American television director

Don McDougall (born September 28, 1917 – February 7, 1991) was an American television director and screenwriter.

McDougall directed numerous episodes of television shows including Wanted: Dead or Alive, Rawhide, Bonanza, Mannix, Ironside, Star Trek: The Original Series, The Six Million Dollar Man, and CHiPs. He also directed for shows such as The Rifleman, Mission: Impossible. Dallas, Kolchak: The Night Stalker, The Dukes of Hazzard, and Wonder Woman.
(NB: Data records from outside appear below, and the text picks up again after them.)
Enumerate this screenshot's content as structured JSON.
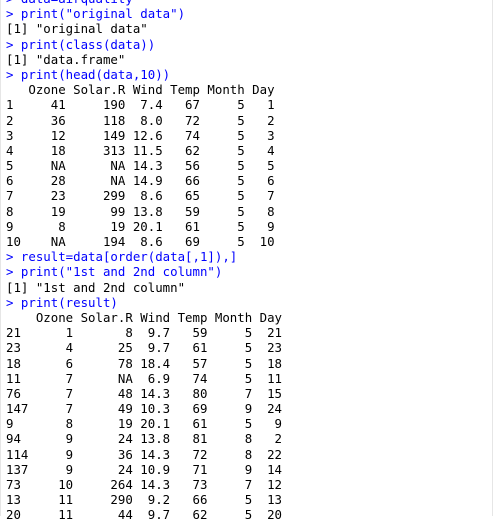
{
  "console": {
    "lines": [
      {
        "type": "cmd",
        "text": "> data=airquality"
      },
      {
        "type": "cmd",
        "text": "> print(\"original data\")"
      },
      {
        "type": "out",
        "text": "[1] \"original data\""
      },
      {
        "type": "cmd",
        "text": "> print(class(data))"
      },
      {
        "type": "out",
        "text": "[1] \"data.frame\""
      },
      {
        "type": "cmd",
        "text": "> print(head(data,10))"
      },
      {
        "type": "out",
        "text": "   Ozone Solar.R Wind Temp Month Day"
      },
      {
        "type": "out",
        "text": "1     41     190  7.4   67     5   1"
      },
      {
        "type": "out",
        "text": "2     36     118  8.0   72     5   2"
      },
      {
        "type": "out",
        "text": "3     12     149 12.6   74     5   3"
      },
      {
        "type": "out",
        "text": "4     18     313 11.5   62     5   4"
      },
      {
        "type": "out",
        "text": "5     NA      NA 14.3   56     5   5"
      },
      {
        "type": "out",
        "text": "6     28      NA 14.9   66     5   6"
      },
      {
        "type": "out",
        "text": "7     23     299  8.6   65     5   7"
      },
      {
        "type": "out",
        "text": "8     19      99 13.8   59     5   8"
      },
      {
        "type": "out",
        "text": "9      8      19 20.1   61     5   9"
      },
      {
        "type": "out",
        "text": "10    NA     194  8.6   69     5  10"
      },
      {
        "type": "cmd",
        "text": "> result=data[order(data[,1]),]"
      },
      {
        "type": "cmd",
        "text": "> print(\"1st and 2nd column\")"
      },
      {
        "type": "out",
        "text": "[1] \"1st and 2nd column\""
      },
      {
        "type": "cmd",
        "text": "> print(result)"
      },
      {
        "type": "out",
        "text": "    Ozone Solar.R Wind Temp Month Day"
      },
      {
        "type": "out",
        "text": "21      1       8  9.7   59     5  21"
      },
      {
        "type": "out",
        "text": "23      4      25  9.7   61     5  23"
      },
      {
        "type": "out",
        "text": "18      6      78 18.4   57     5  18"
      },
      {
        "type": "out",
        "text": "11      7      NA  6.9   74     5  11"
      },
      {
        "type": "out",
        "text": "76      7      48 14.3   80     7  15"
      },
      {
        "type": "out",
        "text": "147     7      49 10.3   69     9  24"
      },
      {
        "type": "out",
        "text": "9       8      19 20.1   61     5   9"
      },
      {
        "type": "out",
        "text": "94      9      24 13.8   81     8   2"
      },
      {
        "type": "out",
        "text": "114     9      36 14.3   72     8  22"
      },
      {
        "type": "out",
        "text": "137     9      24 10.9   71     9  14"
      },
      {
        "type": "out",
        "text": "73     10     264 14.3   73     7  12"
      },
      {
        "type": "out",
        "text": "13     11     290  9.2   66     5  13"
      },
      {
        "type": "out",
        "text": "20     11      44  9.7   62     5  20"
      }
    ]
  },
  "colors": {
    "command": "#0000ff",
    "output": "#000000",
    "background": "#ffffff"
  }
}
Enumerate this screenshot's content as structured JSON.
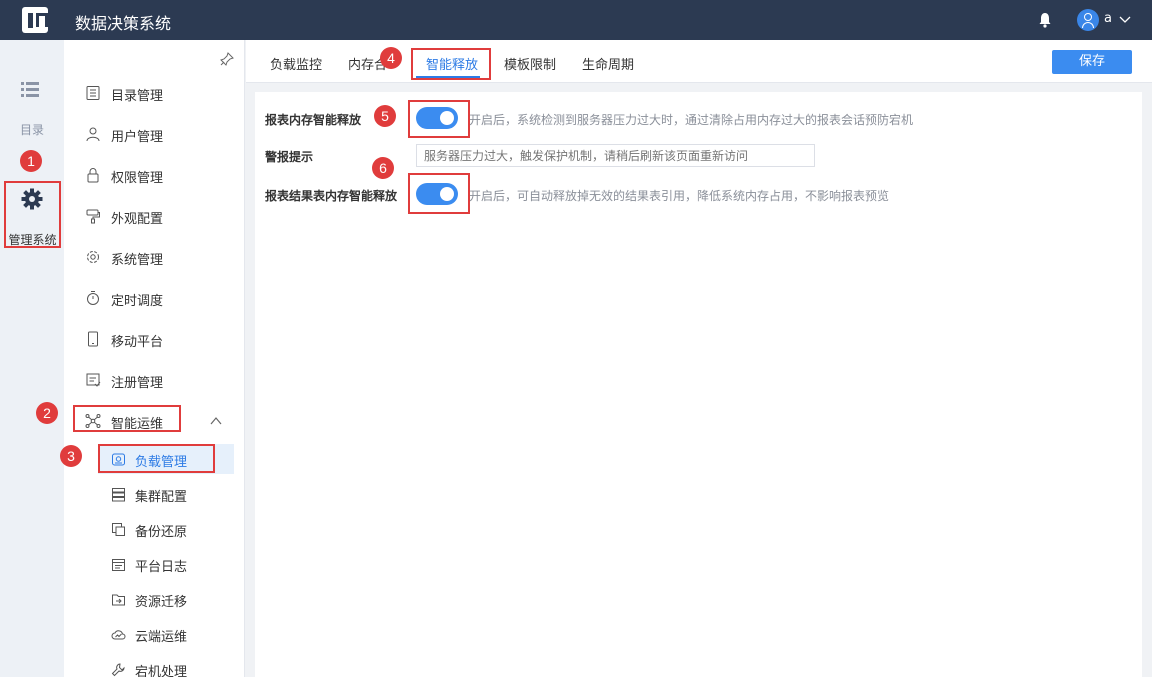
{
  "app": {
    "title": "数据决策系统",
    "username": "a"
  },
  "rail": {
    "directory_label": "目录",
    "admin_label": "管理系统"
  },
  "sidebar": {
    "items": [
      {
        "label": "目录管理",
        "icon": "catalog-icon"
      },
      {
        "label": "用户管理",
        "icon": "user-icon"
      },
      {
        "label": "权限管理",
        "icon": "lock-icon"
      },
      {
        "label": "外观配置",
        "icon": "brush-icon"
      },
      {
        "label": "系统管理",
        "icon": "gear-icon"
      },
      {
        "label": "定时调度",
        "icon": "timer-icon"
      },
      {
        "label": "移动平台",
        "icon": "mobile-icon"
      },
      {
        "label": "注册管理",
        "icon": "register-icon"
      },
      {
        "label": "智能运维",
        "icon": "network-icon"
      }
    ],
    "subitems": [
      {
        "label": "负载管理",
        "icon": "load-icon",
        "active": true
      },
      {
        "label": "集群配置",
        "icon": "cluster-icon"
      },
      {
        "label": "备份还原",
        "icon": "backup-icon"
      },
      {
        "label": "平台日志",
        "icon": "log-icon"
      },
      {
        "label": "资源迁移",
        "icon": "migrate-icon"
      },
      {
        "label": "云端运维",
        "icon": "cloud-icon"
      },
      {
        "label": "宕机处理",
        "icon": "wrench-icon"
      }
    ]
  },
  "tabs": [
    {
      "label": "负载监控"
    },
    {
      "label": "内存合"
    },
    {
      "label": "智能释放",
      "active": true
    },
    {
      "label": "模板限制"
    },
    {
      "label": "生命周期"
    }
  ],
  "toolbar": {
    "save_label": "保存"
  },
  "settings": {
    "smart_release": {
      "label": "报表内存智能释放",
      "enabled": true,
      "description": "开启后，系统检测到服务器压力过大时，通过清除占用内存过大的报表会话预防宕机"
    },
    "warning": {
      "label": "警报提示",
      "placeholder": "服务器压力过大，触发保护机制，请稍后刷新该页面重新访问"
    },
    "result_release": {
      "label": "报表结果表内存智能释放",
      "enabled": true,
      "description": "开启后，可自动释放掉无效的结果表引用，降低系统内存占用，不影响报表预览"
    }
  },
  "annotations": [
    "1",
    "2",
    "3",
    "4",
    "5",
    "6"
  ],
  "colors": {
    "topbar": "#2c3a52",
    "accent": "#3b8cf0",
    "annotation": "#e03c3c"
  }
}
In 1974, he directed three episodes of Planet of the Apes that featured Mark Lenard and were photographed by Jerry Finnerman.
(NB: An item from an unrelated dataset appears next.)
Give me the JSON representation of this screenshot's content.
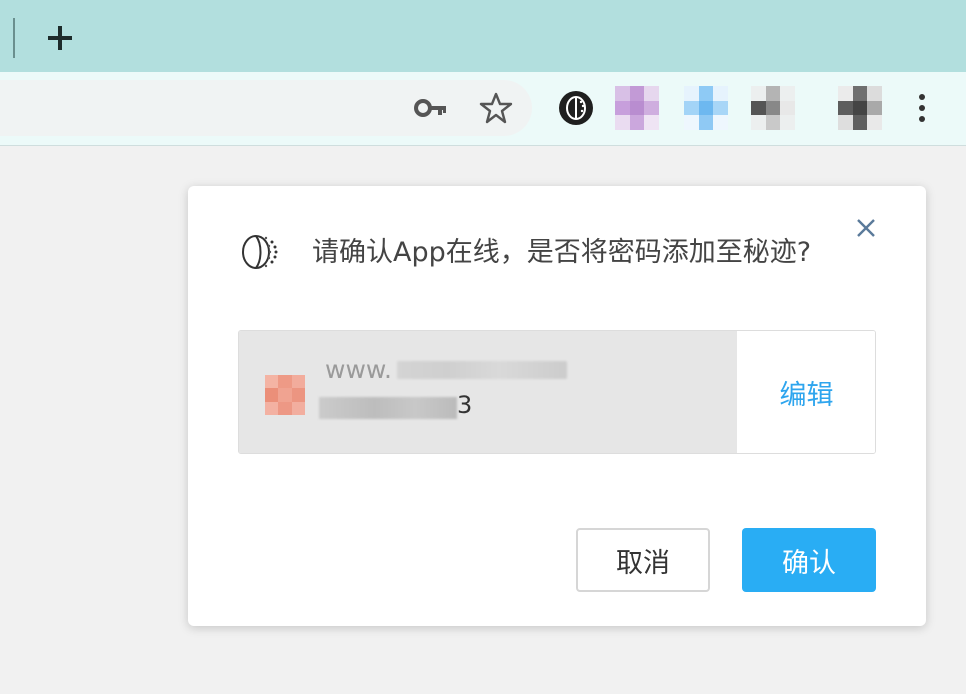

McDougall directed the three main stars of Star Trek in non-Star Trek productions. He directed Leonard Nimoy in a 1965 episode of The Virginian and directed William Shatner in two episodes of the NBC series Barbary Coast in 1975. It is DeForest Kelley with whom he worked the most, having worked with the actor numerous times in the late 1950s. He directed Kelley in several episodes of the CBS western series Trackdown, as well as a 1957 episode of Alcoa Theatre, a 1958 episode of Bonanza, and a 1959 episode of Wanted: Dead or Alive. Other regular Trek actors he directed include Diana Muldaur (in an episode of Mannix) and Michael Dorn (on CHiPs).

McDougall died in Los Angeles on February 7, 1991.